Many Ukrainian artists are now in cities that they might not have chosen in other circumstances because of the war, and now they work within these contexts. How do you think this affects Ukrainian art? 

It is important to say that contemporary art is global by default. There is no such thing as a national school in art today. When we talk about art that is currently on display at the Belvedere, the curators emphasize that it is about modernism in Ukraine, not Ukrainian modernism, because at that time artists began to abandon national characteristics. Therefore, I believe that this exhibition should be of interest to European viewers. It should not be viewed as an imitation or some kind of junior school in relation to Vienna or Paris schools, but as an equal manifestation of a common idea. 

In contemporary art, there is no formal affiliation to a particular school, but there is work with local themes. And in this sense, Ukrainian artists who worked with local themes for the first two years of their stay abroad still worked with local themes of war, and experiences of relocation and refuge.
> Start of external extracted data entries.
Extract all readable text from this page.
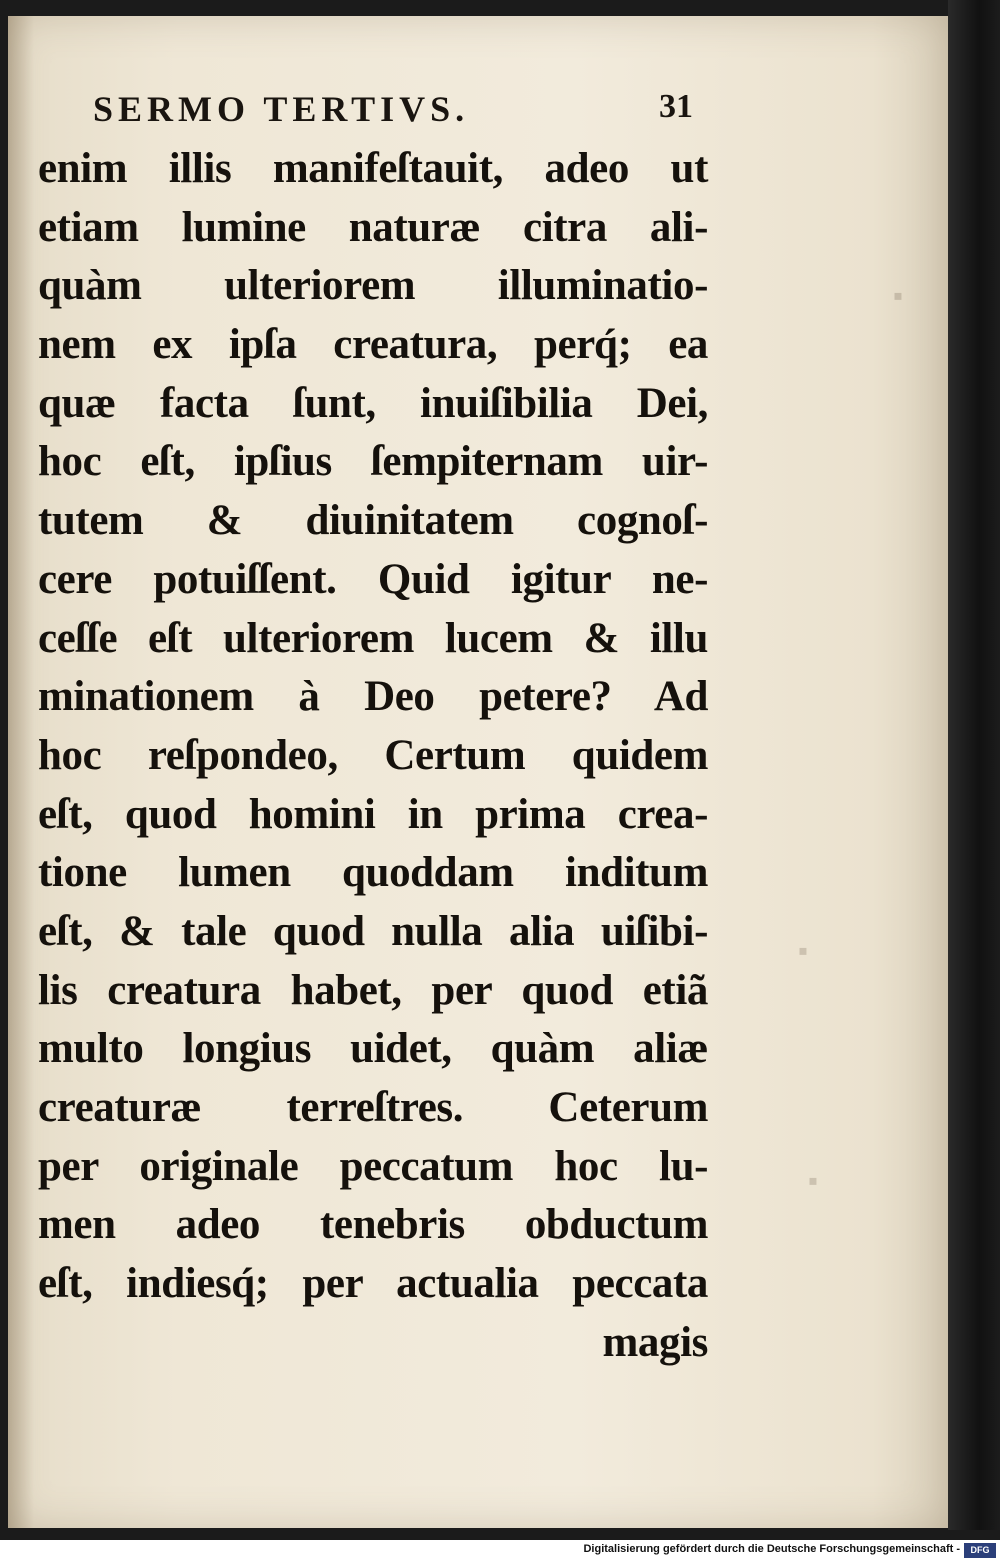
▪
▪
▪
SERMO TERTIVS.	31
enim illis manifeſtauit, adeo ut
etiam lumine naturæ citra ali-
quàm ulteriorem illuminatio-
nem ex ipſa creatura, perq́; ea
quæ facta ſunt, inuiſibilia Dei,
hoc eſt, ipſius ſempiternam uir-
tutem & diuinitatem cognoſ-
cere potuiſſent. Quid igitur ne-
ceſſe eſt ulteriorem lucem & illu
minationem à Deo petere? Ad
hoc reſpondeo, Certum quidem
eſt, quod homini in prima crea-
tione lumen quoddam inditum
eſt, & tale quod nulla alia uiſibi-
lis creatura habet, per quod etiã
multo longius uidet, quàm aliæ
creaturæ terreſtres. Ceterum
per originale peccatum hoc lu-
men adeo tenebris obductum
eſt, indiesq́; per actualia peccata
magis
Digitalisierung gefördert durch die Deutsche Forschungsgemeinschaft -	DFG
This is a common theme that, despite their different experiences, connects them to artists who stayed in Ukraine. However, artists who realize that they will not be able to return to Ukraine in the near future, artists with children, begin to assimilate and realize that they need to broaden their thematic and discursive horizons. I would not say that Ukrainian artists have a lot to learn from their Western colleagues because communication with curators here proves that the Ukrainian art scene is at a high level. That is, these are not the artists who, like in the past, came from the Russian Empire to Paris and saw a completely different life there. In addition, at least since the introduction of the visa-free regime in Ukraine, contemporary Ukrainian artists have had the opportunity to attend residencies and festivals, so they already had experience with the European context. But definitely, working in the European scene will change the optics in some ways. Though I must say that in some ways the European art system differs from the Ukrainian one, it is more cautious, self-censored, and too “correct.” The Ukrainian art scene is much more brave, intellectually experimental and open-minded. 

Many Ukrainian artists moved internally within Ukraine. The usual social and artistic fabric was disrupted after the full-scale invasion. How relevant are regional connections between artists in times of war? What is the future of this regionalization?  

I am thinking about the experience after 2014, when the whole country suddenly turned to the East and looked closely at the Donbas region. Part of the Ukrainian East was lost, not only militarily, but also culturally. And the unoccupied part of the East, which had been artificially Russified for years before 2014, became the object of attention of artists, both those who came from these regions and from other parts of the country. Many residencies and projects were established, local initiatives gained support from foreign institutions. This region has become included in what used to be the rather Kyiv-centered art scene. Mariupol had an extremely interesting cultural life. Another example was the 86 Festival, a documentary film festival in Slavutych (Kyiv region) that encouraged participants with no prior experience in cinema to make short films about the Ukrainian East with the support of mentors. I also took part in it and made my own documentary. Thanks to the festival, there are now many films about Druzhkivka, Kostiantynivka and other cities in Donbas. I think something like this can and should happen after the de-occupation of the whole of Ukraine.